Результатом этого экстатического правополушарного видения единства противоположностей стала книга, которая считается его шедевром, «Так говорил Заратустра» (1883–1891) – Ницше верил, что она станет «Библией будущего, высочайшим выражением человеческого гения, содержащим в себе предназначение человечества»[1503]. В юности Ницше, сын лютеранского пастора, был убежденным христианином и приобрел исключительные познания в писании. Во всех его книгах имеются библейские цитаты и аллюзии; и позже, начав «войну» с христианством, он часто сознательно переписывал значительные библейские отрывки. Он знал, как работает писание, и теперь использовал этот жанр для разрушения конвенциональной религии[1504].

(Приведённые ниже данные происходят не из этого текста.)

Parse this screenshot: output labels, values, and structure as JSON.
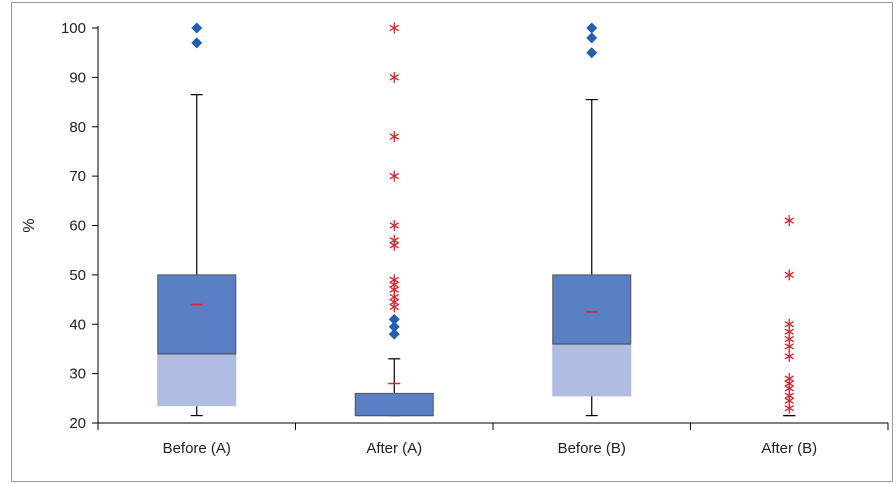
{
  "chart_data": {
    "type": "boxplot",
    "title": "",
    "xlabel": "",
    "ylabel": "%",
    "ylim": [
      20,
      100
    ],
    "yticks": [
      20,
      30,
      40,
      50,
      60,
      70,
      80,
      90,
      100
    ],
    "grid": false,
    "legend": "none",
    "categories": [
      "Before (A)",
      "After (A)",
      "Before (B)",
      "After (B)"
    ],
    "colors": {
      "box_upper": "#5b7fc4",
      "box_lower": "#b0bde2",
      "box_edge": "#555555",
      "mean_marker": "#e0202a",
      "outlier_diamond": "#1f5fb5",
      "outlier_star": "#e0202a",
      "whisker": "#000000"
    },
    "boxes": [
      {
        "category": "Before (A)",
        "min": 21.5,
        "q1": 23.5,
        "median": 34,
        "q3": 50,
        "max": 86.5,
        "mean": 44,
        "outliers_diamond": [
          97,
          100
        ],
        "outliers_star": []
      },
      {
        "category": "After (A)",
        "min": 21.5,
        "q1": 21.5,
        "median": 21.5,
        "q3": 26,
        "max": 33,
        "mean": 28,
        "outliers_diamond": [
          38,
          39.5,
          41
        ],
        "outliers_star": [
          43.5,
          44.5,
          45.5,
          47,
          48,
          49,
          56,
          57,
          60,
          70,
          78,
          90,
          100
        ]
      },
      {
        "category": "Before (B)",
        "min": 21.5,
        "q1": 25.5,
        "median": 36,
        "q3": 50,
        "max": 85.5,
        "mean": 42.5,
        "outliers_diamond": [
          95,
          98,
          100
        ],
        "outliers_star": []
      },
      {
        "category": "After (B)",
        "min": 21.5,
        "q1": null,
        "median": null,
        "q3": null,
        "max": 21.5,
        "mean": null,
        "outliers_diamond": [],
        "outliers_star": [
          23,
          24.5,
          25.5,
          27,
          28,
          29,
          33.5,
          35.5,
          37,
          38.5,
          40,
          50,
          61
        ]
      }
    ]
  }
}
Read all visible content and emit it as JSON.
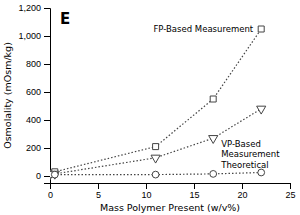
{
  "chart_data": {
    "type": "line",
    "title": "E",
    "x_label": "Mass Polymer Present (w/v%)",
    "y_label": "Osmolality (mOsm/kg)",
    "xlim": [
      0,
      25
    ],
    "ylim": [
      -50,
      1200
    ],
    "xticks": [
      0,
      5,
      10,
      15,
      20,
      25
    ],
    "yticks": [
      0,
      200,
      400,
      600,
      800,
      {
        "value": 1000,
        "label": "1,000"
      },
      {
        "value": 1200,
        "label": "1,200"
      }
    ],
    "grid": false,
    "x": [
      0,
      0.5,
      11,
      17,
      22
    ],
    "series": [
      {
        "name": "FP-Based Measurement",
        "color": "#444444",
        "marker": "square",
        "line_style": "dotted",
        "values": [
          20,
          30,
          210,
          550,
          1050
        ]
      },
      {
        "name": "VP-Based\nMeasurement",
        "color": "#444444",
        "marker": "triangle-down",
        "line_style": "dotted",
        "values": [
          10,
          15,
          130,
          270,
          480
        ]
      },
      {
        "name": "Theoretical",
        "color": "#444444",
        "marker": "circle",
        "line_style": "dotted",
        "values": [
          10,
          10,
          10,
          15,
          25
        ]
      }
    ]
  }
}
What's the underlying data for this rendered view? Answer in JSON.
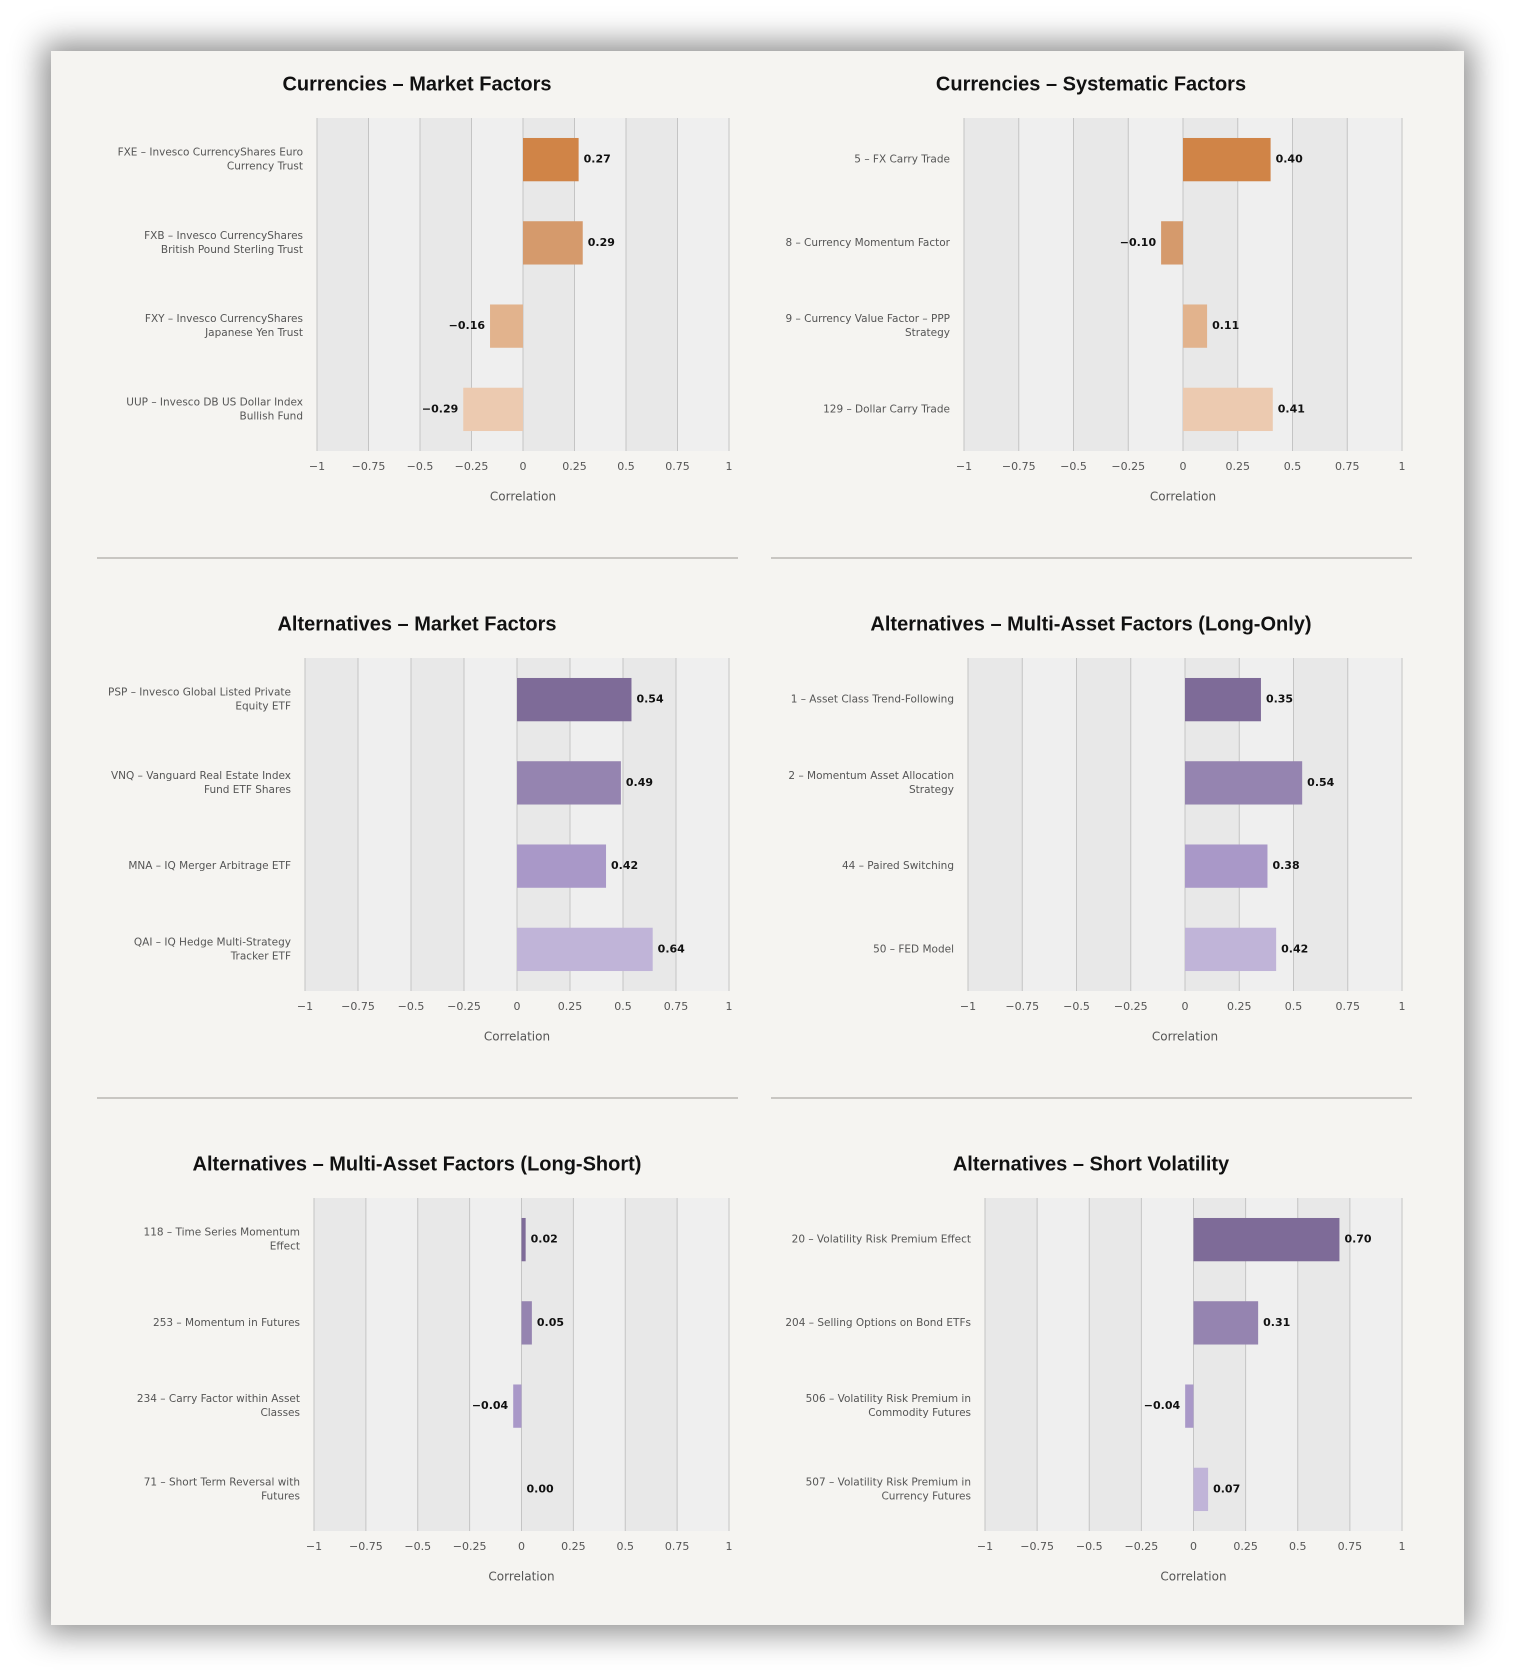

«Лирическим героем» его книги стал арийский пророк Заратустра (по-гречески Зороастр), около 1200 г. до н. э. переживший откровения, которые впоследствии положили начало персидской религии зороастризма. Ницше полагал, что, поскольку Заратустра создал мораль, «самую роковую из ошибок», только справедливо будет теперь воскресить его и заставить ее опровергнуть[1505]. Однако в без-Божном писании Ницше Заратустра получил новую роль. Он сделался идентичен с греческим богом Дионисом, вдохновителем искусства трагической драмы. Много лет назад в «Рождении трагедии» (1871) Ницше доказывал, что в классической греческой трагедии культ Аполлона, представляющего ясность, самообладание и разум, слился с почитанием Диониса, бога изменений и преображений. Наблюдение за тем, как герой борется со смертью, ужасом и бессмыслицей, вместе с положенными на музыку и пропетыми комментариями Хора, по мнению Ницше, помогало зрителям достичь экстаза, утверждающего жизнь перед лицом скорби и смерти – опыт, отчасти похожий на пережитый в 1882 году им самим. В потере этого трагического духа в Греции Ницше винил Сократа, который, согласно Платону, мечтал изгнать из своего полиса поэтов. Сократ, писал он, создал культуру слишком оптимистическую, слишком уверенную в том, что один лишь разум и наука способны разрешить загадки человеческого существования. В Древней Греции – как и в постпросвещенческой Европе – логос изгнал миф; в результате Бог умер, и теперь мы можем выражать боль жизни и примиряться с нею только в искусстве[1506].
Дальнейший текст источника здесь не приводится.